Welche Ausmaße das annahm, zeigen zwei Beispiele. So verkaufte die Stadt Elmshorn Ende 2006 die Villa Mühlendamm für 50 000 Euro an das Alten- und Pflegeheim Elbmarsch. Nur ein Jahr später übernahm Regio diese Villa für 550 000 Euro und ließ sie aufwendig ohne Ausschreibung sanieren Die Elektroarbeiten führte dabei "der Lebenspartner der Dezernatsleiterin der Regio-Kliniken aus". Unter anderem deshalb ermittelt auch die Staatsanwaltschaft gegen die damalige Klinikleitung. Letztlich kostete die Villa Mühlendamm 1,3 Millionen Euro. Heute steht die Villa leer.

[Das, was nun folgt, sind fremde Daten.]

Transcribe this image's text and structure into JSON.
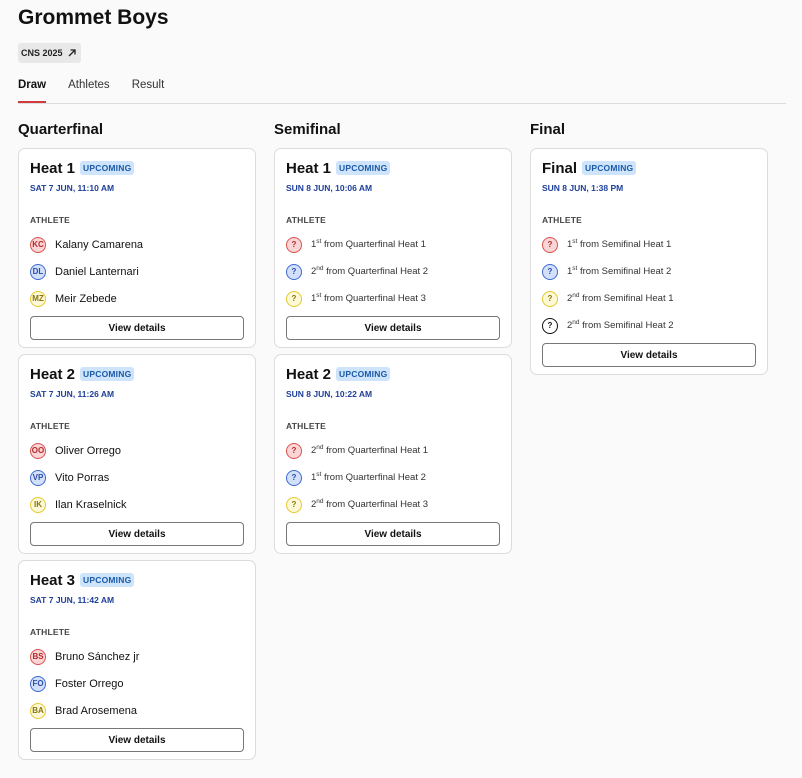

Größenwahn und Wunschdenken auch bei der Gründung eines MVZ am Jungfernstieg, was die Regio-Kliniken mit 1,2 Millionen Euro Fehlbetrag belastet. 1,8 Millionen Euro wurden investiert, um 2,4 Millionen Euro Einnahmen zu generieren. Tatsächlich brachte das MVZ nur eine Viertelmillion Euro ein. "Die Zahlung von Vergütungen an Ärzte, ohne dass diese tätig werden müssen, verstößt gegen jedes Wirtschaftlichkeitsgebot", wundern sich die Prüfer und kommen zu dem Schluss: "Die Haltung gegenüber den Verlusten der Regio-Kliniken GmbH zeigt einen unverantwortlichen Umgang mit anvertrautem Kreisvermögen, Steuern und Beitragsgeldern der Bürger."